Valuable comments from people attending included the challenge that in our energy policy, at whatever level, we should be looking at the overall investment cost per tonne of carbon saved. This would give the right level of prioritisation to some of the cheapest and most cost-effective measures for reducing and generating energy. David Saunders, of Bristol Power Co-op, highlighted research which indicates that the average capital cost of investment to get to 100% renewables is about four years of an individual's annual energy bill. While this is a large sum of money, at a householder level this could be both affordable and transforming in our shift to a low carbon future.

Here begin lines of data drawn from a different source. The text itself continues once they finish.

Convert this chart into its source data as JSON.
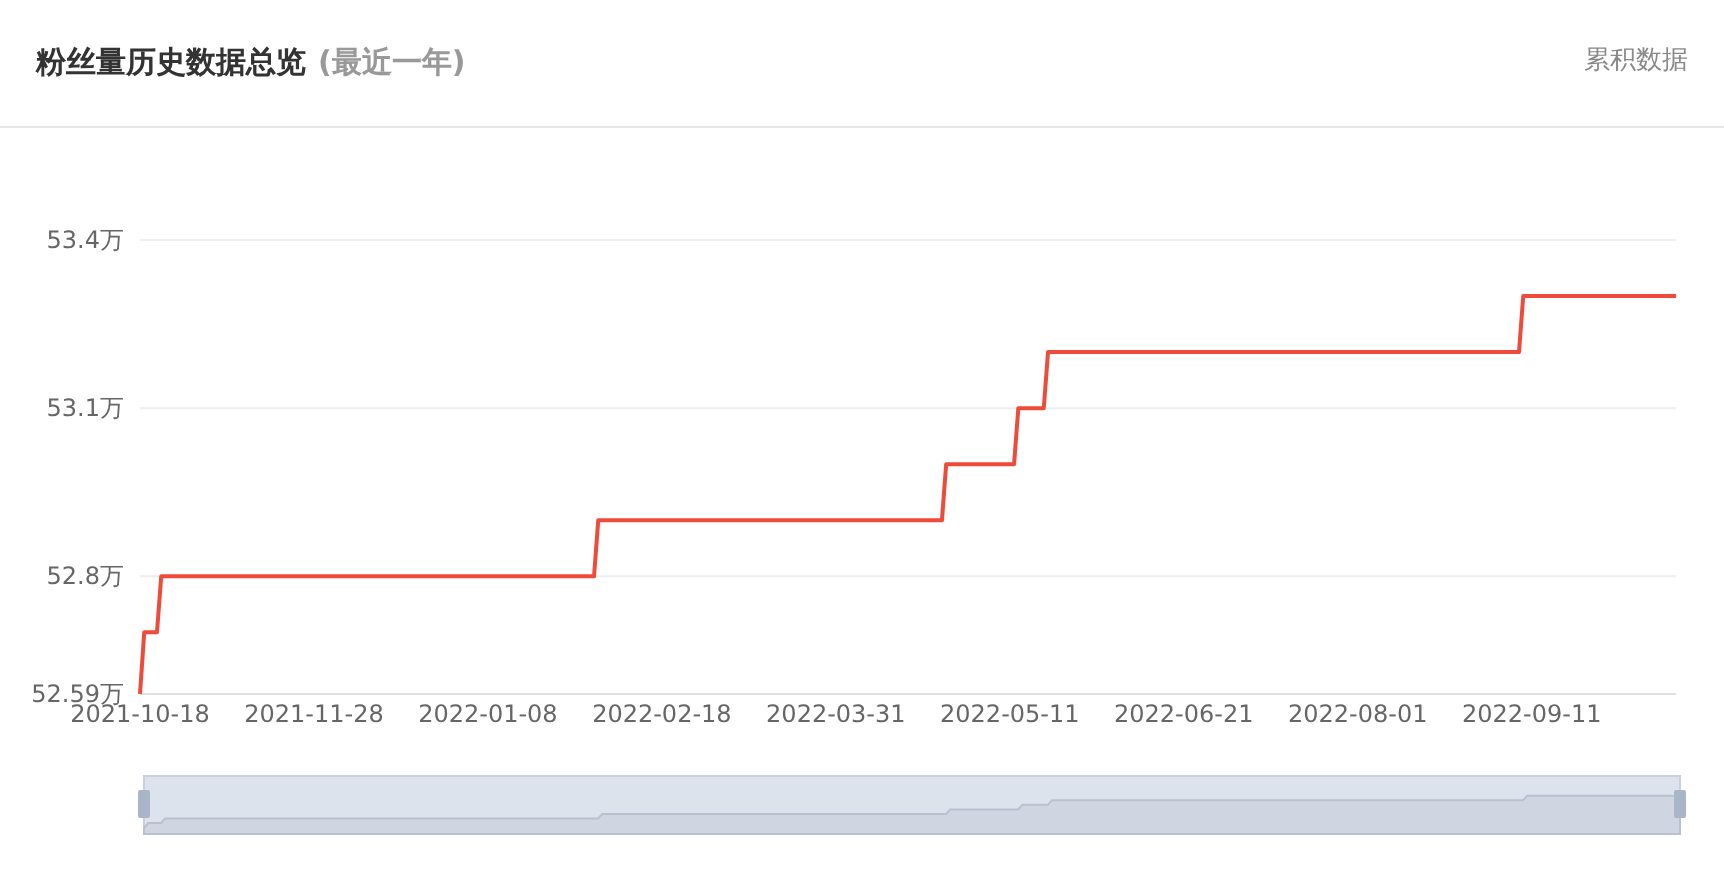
{
  "chart_data": {
    "type": "line",
    "title": "粉丝量历史数据总览",
    "subtitle": "(最近一年)",
    "annotations": [
      "累积数据"
    ],
    "x": [
      "2021-10-18",
      "2021-10-19",
      "2021-10-22",
      "2021-10-23",
      "2022-02-02",
      "2022-02-03",
      "2022-04-25",
      "2022-04-26",
      "2022-05-12",
      "2022-05-13",
      "2022-05-19",
      "2022-05-20",
      "2022-09-08",
      "2022-09-09",
      "2022-10-15"
    ],
    "series": [
      {
        "color": "#ee4b3b",
        "values": [
          52.59,
          52.7,
          52.7,
          52.8,
          52.8,
          52.9,
          52.9,
          53.0,
          53.0,
          53.1,
          53.1,
          53.2,
          53.2,
          53.3,
          53.3
        ]
      }
    ],
    "xlim": [
      "2021-10-18",
      "2022-10-15"
    ],
    "xticks": [
      "2021-10-18",
      "2021-11-28",
      "2022-01-08",
      "2022-02-18",
      "2022-03-31",
      "2022-05-11",
      "2022-06-21",
      "2022-08-01",
      "2022-09-11"
    ],
    "ylim": [
      52.59,
      53.4
    ],
    "yticks": [
      {
        "value": 52.59,
        "label": "52.59万"
      },
      {
        "value": 52.8,
        "label": "52.8万"
      },
      {
        "value": 53.1,
        "label": "53.1万"
      },
      {
        "value": 53.4,
        "label": "53.4万"
      }
    ],
    "grid": "y",
    "marker": "none",
    "line_style": "solid"
  }
}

In addition to the range of smaller energy projects already funded by Bristol 2015, Andrew Clarke proposed two particular projects for Bristol to progress as part of its Green Capital energy legacy.
- Look at tapping into the Hotwells area geothermal energy for our district heating network. Expert calculations suggest that the capital cost of using the old gasworks site opposite the SS Great Britain for this would create 85 jobs, cost £60 million and it would save 53,000 tonnes of CO2 per year.
- Establish a small community windfarm in the Severn Estuary with 300 MW of power, 40 to 50 turbines at a cost of £90 million. These could power the equivalent of 200,000 homes.
People left this meeting with a better understanding of the wealth of green energy opportunities that are available in Bristol and the South West. And many were inspired by the informed rigorous thinking, that can allow Bristol to lead in the creation of a local energy future that is prosperous, sustainable and self-sufficient.
Following on from this meeting in the coming months Bristol Energy Network will be working with city stakeholders including the Bristol Green Capital Partnership, Bristol City Council and members of the Energy Action Group to help shape future actions and priorities for the city. Save the date for a BGCP Quarterly Partnership Gathering on 23rd February 2016 that will share some of this work, showcase current and future energy initiatives and gather input into the Climate and Energy Security Framework.